Bu bahsettiğim Lidolar, Avusturalya’da da çokmuş ama orada köpek balığı tehlikesi yüzünden sanırım; deniz yerine havuz daha emniyetli diye onlar da Lidolar yapmışlar. Weston çok eski ve eskiden beri İngilizler için hep bir tatil merkezi olmuş. Gerçi eski popülerliği günümüzde çok da yok doğrusu. Çünkü uçakla Türkiye ya da İspanya’ya gitmek ve iyi havayı garantilemek günümüz şartlarında mümkün ki oldukça da ucuz bir paraya. Ama bu artık Weston’da mümkün değil ve bu yüzden günümüzde pek de kimsenin gitmediği bir kasabaya dönüşmüş durumda. Ekonomik olarak çok da uygun değil yani hem dünya para veriyorsunuz hem de hava şansınız muallak. Bu arada Weston’da bir de alkol ve uyuşturucu bağımlıları için oldukça büyük bir rehabilitasyon merkezi var. Weston’un günümüzdeki durumu böyle yani turizm geliri gitgide düşen bir kasaba… Ama Banksy sayesinde bu sezon esnaf sanırım epey bir para kazanacaktır.
Banksy burayı çocukluğunda onun içinde bir tatil yeri olduğu ve burada yaşayan insanlara yardım edebilme amaçlı seçmiş zaten. Belediye ona burayı kullanması için izin vermiş oldukça gizli yürütülen calışmalar sonucunda serginin yeri belirlenmiş nihayet…
Doğrusu Banksy istese Londra’da dünyanın en pahalı galerisini de kullanabilirdi sergisi için ama o bu sergiyi para kazanmak amacı ile açmamış; insanlara ulaşmak icin açmış ve bunu da çok iyi başarmış bence…
Cuma gecesi Dismaland sitesine baktım ve ilk 4 gün internet üzeri bilet satışı yapılmayacak diyordu.
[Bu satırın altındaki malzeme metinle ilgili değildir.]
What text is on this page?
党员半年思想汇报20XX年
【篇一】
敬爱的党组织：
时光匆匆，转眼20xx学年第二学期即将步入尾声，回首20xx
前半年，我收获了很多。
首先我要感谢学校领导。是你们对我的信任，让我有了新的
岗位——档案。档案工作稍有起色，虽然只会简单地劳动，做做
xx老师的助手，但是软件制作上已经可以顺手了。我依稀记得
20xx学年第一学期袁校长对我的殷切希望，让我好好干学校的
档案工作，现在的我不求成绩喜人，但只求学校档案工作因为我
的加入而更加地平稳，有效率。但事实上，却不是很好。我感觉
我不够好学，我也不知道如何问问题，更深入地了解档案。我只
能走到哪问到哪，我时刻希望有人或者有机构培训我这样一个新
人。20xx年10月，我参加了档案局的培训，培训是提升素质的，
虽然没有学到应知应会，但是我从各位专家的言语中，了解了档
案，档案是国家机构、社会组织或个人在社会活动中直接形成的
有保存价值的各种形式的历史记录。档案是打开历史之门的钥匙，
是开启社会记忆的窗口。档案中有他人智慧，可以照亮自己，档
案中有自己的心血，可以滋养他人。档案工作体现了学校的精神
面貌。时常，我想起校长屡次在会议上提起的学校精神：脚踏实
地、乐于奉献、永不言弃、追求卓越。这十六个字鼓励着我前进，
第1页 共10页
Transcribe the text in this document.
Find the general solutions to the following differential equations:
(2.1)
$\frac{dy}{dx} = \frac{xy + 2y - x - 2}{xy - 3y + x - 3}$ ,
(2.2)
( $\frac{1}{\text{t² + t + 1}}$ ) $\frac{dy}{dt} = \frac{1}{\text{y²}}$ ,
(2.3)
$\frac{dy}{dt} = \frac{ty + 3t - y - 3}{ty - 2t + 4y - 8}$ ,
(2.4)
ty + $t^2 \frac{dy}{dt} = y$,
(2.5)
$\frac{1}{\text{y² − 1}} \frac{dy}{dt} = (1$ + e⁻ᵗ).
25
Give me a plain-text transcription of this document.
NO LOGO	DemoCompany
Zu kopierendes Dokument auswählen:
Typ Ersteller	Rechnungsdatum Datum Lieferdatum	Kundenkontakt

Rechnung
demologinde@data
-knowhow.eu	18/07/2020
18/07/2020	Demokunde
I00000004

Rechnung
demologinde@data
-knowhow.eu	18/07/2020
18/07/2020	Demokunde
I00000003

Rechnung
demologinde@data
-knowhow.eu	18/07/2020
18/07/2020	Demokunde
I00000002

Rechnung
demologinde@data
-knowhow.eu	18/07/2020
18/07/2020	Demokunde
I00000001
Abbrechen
Bu habere çok sevindim çünkü satış yapılacak diye site çöktü ve satış internet üzerinden olsa bilet alamayabilirdim. Ve eğer erkenden gidersem de rahat rahat girme şansım olabilirdi. Saati kurdum 5:30 da kalkıp gidebilirdim -ki bisiklet ile gitmek yerine trenle gitmeye karar vermiştim-
Her zamanki gibi kurduğum saatten önce kendim uyandım. Uyandığımda saat 4’e geliyordu. Attım kendimi yola “ilk trene binerim” dedim. Weston’a vardığımda saat 5:45’ti. İstasyondan çıkıp yürüdüm. Sokakta kimseler yoktu. Doğrusu da buna seviniyordum. Sahile varıp sergi alanını bulmak çok zaman almadı. Sergi binasına vardığımda güvenlikten sorumlu biri bana; “Bir miktar kalabalık oluştu ve yolun diğer tarafında bekliyorlar” dedi ama neyseki korktuğum kadar kalabalık değildi ki bunda da saatin erken olması faktörü etkiliydi zira kalabalık çok hızla büyüdü. 🙂
Mesela birlikte sırada beklediğim çiftlerden biri, bir gün önce Kent’ten gelmiş ve otelde kalıp sabah erkenden sıraya girmişlerdi benimle.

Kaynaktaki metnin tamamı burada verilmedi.